Resolution ablation shows that since diffusion is fixed at low resolution, the runtime of RDVFI-D remains almost constant (55.3→58.0→63.5 ms) as resolution increases from 576 to 1280, whereas one-step Wan explodes (103→268→314 ms).

Key Findings¶

Removing iterative motion fusion (Direct Warping) caused the largest performance drop (FVD 327 vs 209), identifying "splitting and merging small motions" as the core of large-motion accuracy.
The pixel-space loss chain (L → L+P-L2 → Full) progressively restores performance, validating implicit motion regularization.
Human study: In 10 groups of comparisons with 25 participants, 76.9% (motion) and 75.7% (overall) chose RDVFI-D as the best, roughly 5× more votes than the runner-up, Wan.

Highlights & Insights¶

Downgrading diffusion from "Drawing" to "Defining Motion": This is the most profound insight—once diffusion only handles low-frequency motion structure, one-step sampling becomes naturally viable, removing the need for distillation or heavy auxiliary networks.
Decoupling "Motion Generation ↔ High-res Rendering": Fixing diffusion at low resolution while using warping for high resolution ensures that input resolution barely affects diffusion overhead, which is critical for practical deployment.
Reconstruction loss as implicit motion reg: Because the trajectory estimation is embedded in the decoding chain, pixel reconstruction loss constrains motion rather than texture. This "proxy" strategy could be transferred to other tasks involving "generation of intermediate representations followed by rendering."

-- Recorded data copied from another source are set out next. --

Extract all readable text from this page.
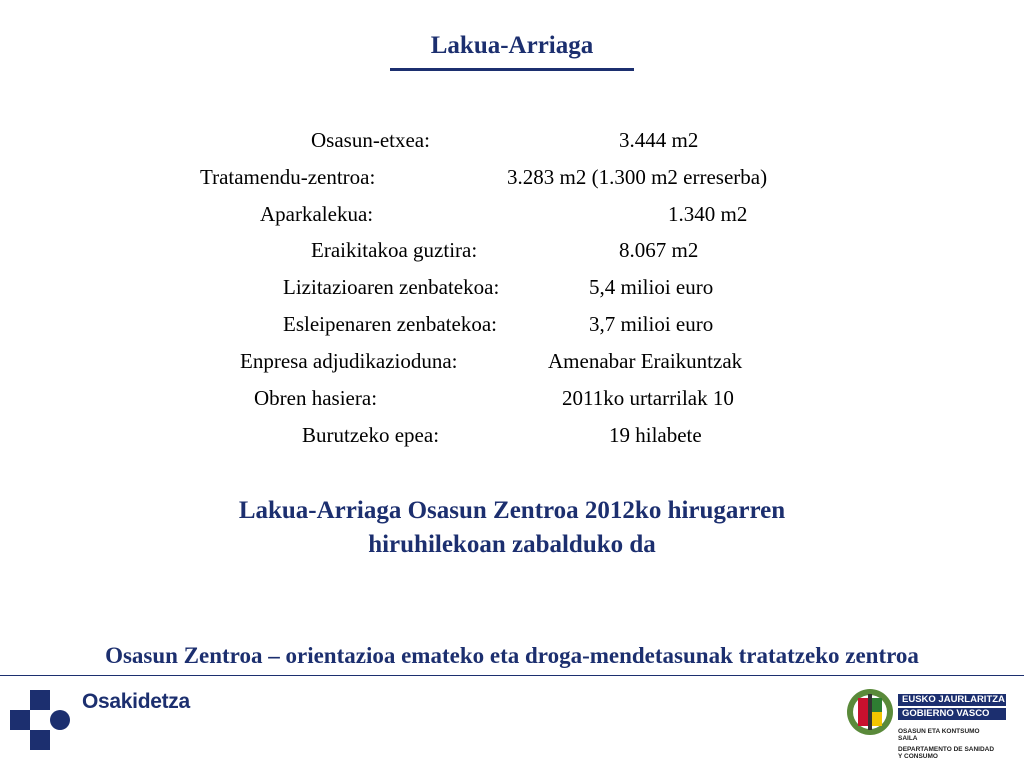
Lakua-Arriaga
Osasun-etxea:	3.444 m2
Tratamendu-zentroa:	3.283 m2 (1.300 m2 erreserba)
Aparkalekua:	1.340 m2
Eraikitakoa guztira:	8.067 m2
Lizitazioaren zenbatekoa:	5,4 milioi euro
Esleipenaren zenbatekoa:	3,7 milioi euro
Enpresa adjudikazioduna:	Amenabar Eraikuntzak
Obren hasiera:	2011ko urtarrilak 10
Burutzeko epea:	19 hilabete
Lakua-Arriaga Osasun Zentroa 2012ko hirugarren
hiruhilekoan zabalduko da
Osasun Zentroa – orientazioa emateko eta droga-mendetasunak tratatzeko zentroa
Osakidetza	EUSKO JAURLARITZA
GOBIERNO VASCO
OSASUN ETA KONTSUMO
SAILA
DEPARTAMENTO DE SANIDAD
Y CONSUMO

Limitations & Future Work¶

Dependency on sufficient overlap: The method relies on warping input pixels, requiring consistent objects and sufficient overlap between end frames. In cases of 7-frame jumps with minimal overlap or scene changes, the flow cannot be coherently estimated.
Fixed number of keyframes: \(N=7\) is an empirical setting; its sufficiency for longer time spans or more violent motions has not been fully explored.
Appearance completion constraints: Content that appears exclusively in the intermediate frames (large occlusion release, new objects) remains a structural weakness within the warping paradigm.

vs. Wan / GI (Direct Generation): These use multi-step LVDM to draw all frames, suffering from "Pixel Fidelity Bias," slow speed, and motion inconsistency. RDVFI with the same backbone (RDVFI-D vs. Wan) achieves better FVD/FID and is ~44× faster.
vs. FCVG (Linear Motion Control): FCVG uses sparse matching with linear interpolation to guide motion, treating diffusion as a "shader." It sacrifices motion generation capability, failing on non-linear motions. RDVFI preserves motion expression via high-order trajectories.
vs. Motion-I2V (Decoupled Flow and Generation): While both decouple motion, Motion-I2V uses an independent LVDM for flow estimation, which degrades over temporal distances and lacks ground truth training data. RDVFI bypasses the need for long-range flow ground truth using iterative fusion and unsupervised reconstruction.

Rating¶

Novelty: ⭐⭐⭐⭐⭐ First to solve VFI motion using high-order trajectories with one-step LVDM, redefining the role of diffusion.
Experimental Thoroughness: ⭐⭐⭐⭐⭐ Comprehensive coverage across three benchmarks, efficiency, resolution/network/loss ablations, and human studies.
Writing Quality: ⭐⭐⭐⭐ Clear motivation and method; Figures 2/3/4 explain the trajectory concept well, though some notation is dense.
Value: ⭐⭐⭐⭐⭐ First real-time (17 FPS) LVDM interpolation, pushing generative VFI to deployable levels.